Here are three of the horrors together – from left to right a werefox, lich, and witch. And there’s a bonus horror at the end of this post. The paint absolutely flies onto these miniatures – they look great with even one or two basic colours and simple shading.
First up, the witch. She seems to be relatively rare on eBay and doesn’t feature in Citadel’s 1991 Red Catalogue, which is the main resource I’m using to to collect this series. She does though appear in their 1986, 1987, and 1989 flyers.
She’s a little more complex than the other miniatures in this post. The design is slightly unusal, leaning forward perpendicular to the slotta-tab rather than running parallel, and her skirt only clears the base by a couple of millimetres. She seems to have more in common with pre-slotta design, with advantages (lacking the distinctly two-dimensional quality of some other figures in the range) and disadvantages (a few fiddly corners to paint).
I tried a somewhat more complex approach to painting her, including a range of complimentary colours instead of a simple base colour, some freehand flowers inspired by Romanian folk-costume, and a bit of quasi-object sourced lighting from an off-screen cauldron. Or maybe she’s just got a greenish tint to her skin.
I’m not sure what to make of the werefox – but overall I think there are better fox-folk out there – Dark Sword’s female kitsune druid for example. This one is tiny – dwarfed by even a 20mm base, which taken in context of Citadel’s later reliance on cartoonish huge weapons and ostentation could be a bit of a breath of fresh air. On the other hand it’s quite an underwhelming sculpt; a naked girl with just the head of a fox. I’ve tried to mitigate this a bit by keeping the flesh tones close to orange-and-white fox-fur.
I knew almost exactly how I wanted to paint the spectre from before I owned the miniature: bright-but-luxurious purple robes and green eyes. The red belt was a bit of an afterthought; I wanted a contrasting colour and thought a thin yellow line would be overwhelmed.
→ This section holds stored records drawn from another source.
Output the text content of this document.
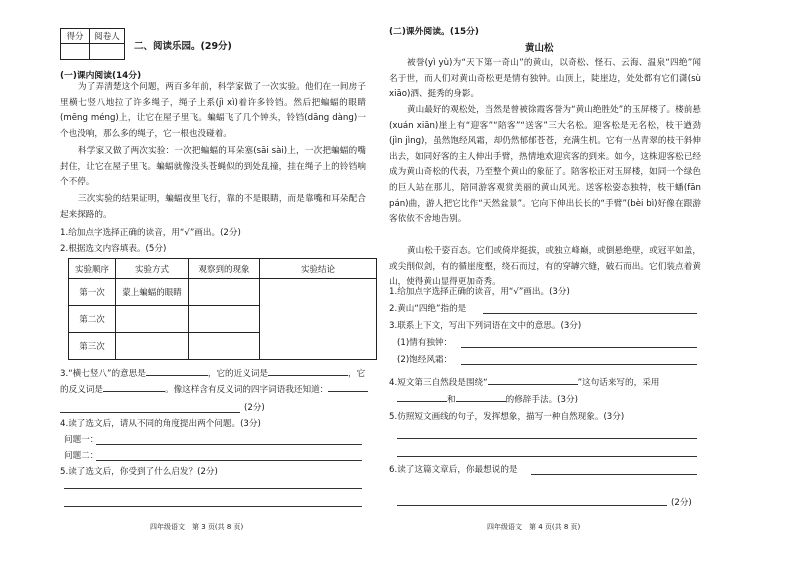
得分	阅卷人

二、阅读乐园。(29分)
(一)课内阅读(14分)
为了弄清楚这个问题，两百多年前，科学家做了一次实验。他们在一间房子里横七竖八地拉了许多绳子，绳子上系(jì xì)着许多铃铛。然后把蝙蝠的眼睛(mēng méng)上，让它在屋子里飞。蝙蝠飞了几个钟头，铃铛(dāng dàng)一个也没响，那么多的绳子，它一根也没碰着。
科学家又做了两次实验：一次把蝙蝠的耳朵塞(sāi sài)上，一次把蝙蝠的嘴封住，让它在屋子里飞。蝙蝠就像没头苍蝇似的到处乱撞，挂在绳子上的铃铛响个不停。
三次实验的结果证明，蝙蝠夜里飞行，靠的不是眼睛，而是靠嘴和耳朵配合起来探路的。
1.给加点字选择正确的读音，用“√”画出。(2分)
2.根据选文内容填表。(5分)
实验顺序	实验方式	观察到的现象	实验结论
第一次	蒙上蝙蝠的眼睛		
第二次			
第三次			
3.“横七竖八”的意思是	，它的近义词是	，它
的反义词是	。像这样含有反义词的四字词语我还知道：
(2分)
4.读了选文后，请从不同的角度提出两个问题。(3分)
问题一：
问题二：
5.读了选文后，你受到了什么启发？(2分)
四年级语文　第 3 页(共 8 页)
(二)课外阅读。(15分)
黄山松
被誉(yì yù)为“天下第一奇山”的黄山，以奇松、怪石、云海、温泉“四绝”闻名于世，而人们对黄山奇松更是情有独钟。山顶上，陡崖边，处处都有它们潇(sù xiāo)洒、挺秀的身影。
黄山最好的观松处，当然是曾被徐霞客誉为“黄山绝胜处”的玉屏楼了。楼前悬(xuán xiān)崖上有“迎客”“陪客”“送客”三大名松。迎客松是无名松，枝干遒劲(jìn jìng)，虽然饱经风霜，却仍然郁郁苍苍，充满生机。它有一丛青翠的枝干斜伸出去，如同好客的主人伸出手臂，热情地欢迎宾客的到来。如今，这株迎客松已经成为黄山奇松的代表，乃至整个黄山的象征了。陪客松正对玉屏楼，如同一个绿色的巨人站在那儿，陪同游客观赏美丽的黄山风光。送客松姿态独特，枝干蟠(fān pán)曲，游人把它比作“天然盆景”。它向下伸出长长的“手臂”(bèi bì)好像在跟游客依依不舍地告别。
黄山松千姿百态。它们或倚岸挺拔，或独立峰巅，或倒悬绝壁，或冠平如盖，或尖削似剑，有的循崖度壑，绕石而过，有的穿罅穴缝，破石而出。它们装点着黄山，使得黄山显得更加奇秀。
1.给加点字选择正确的读音，用“√”画出。(3分)
2.黄山“四绝”指的是
3.联系上下文，写出下列词语在文中的意思。(3分)
(1)情有独钟：
(2)饱经风霜：
4.短文第三自然段是围绕“	”这句话来写的，采用
和	的修辞手法。(3分)
5.仿照短文画线的句子，发挥想象，描写一种自然现象。(3分)
6.读了这篇文章后，你最想说的是
(2分)
四年级语文　第 4 页(共 8 页)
So this was one of the fastest paint-jobs I’ve done, and I’m super happy with the result.
As a bonus, here’s a ghoul that I painted up after photographing the rest of the group together but before leaving the UK in 2018. I’ve used my standard ghoulish colour palette building up from blacks and purples to pale blues (which I think was inspired by an edition of White Dwarf in the mid-90s), and red-and-yellow boils. I added bright pink entrails, red claws, and a few patches of gore for contrast.
The undead hordes will continue to swell. I’ve got a couple more Night Horrors on my painting table at home that I plan to get started on as soon as I get back, and picked up Tom Meier’s Zombie Dragon from Ral Partha Europe – at £10.95 you’d be crazy not to get one of these (even without the amazing John Blanche box art).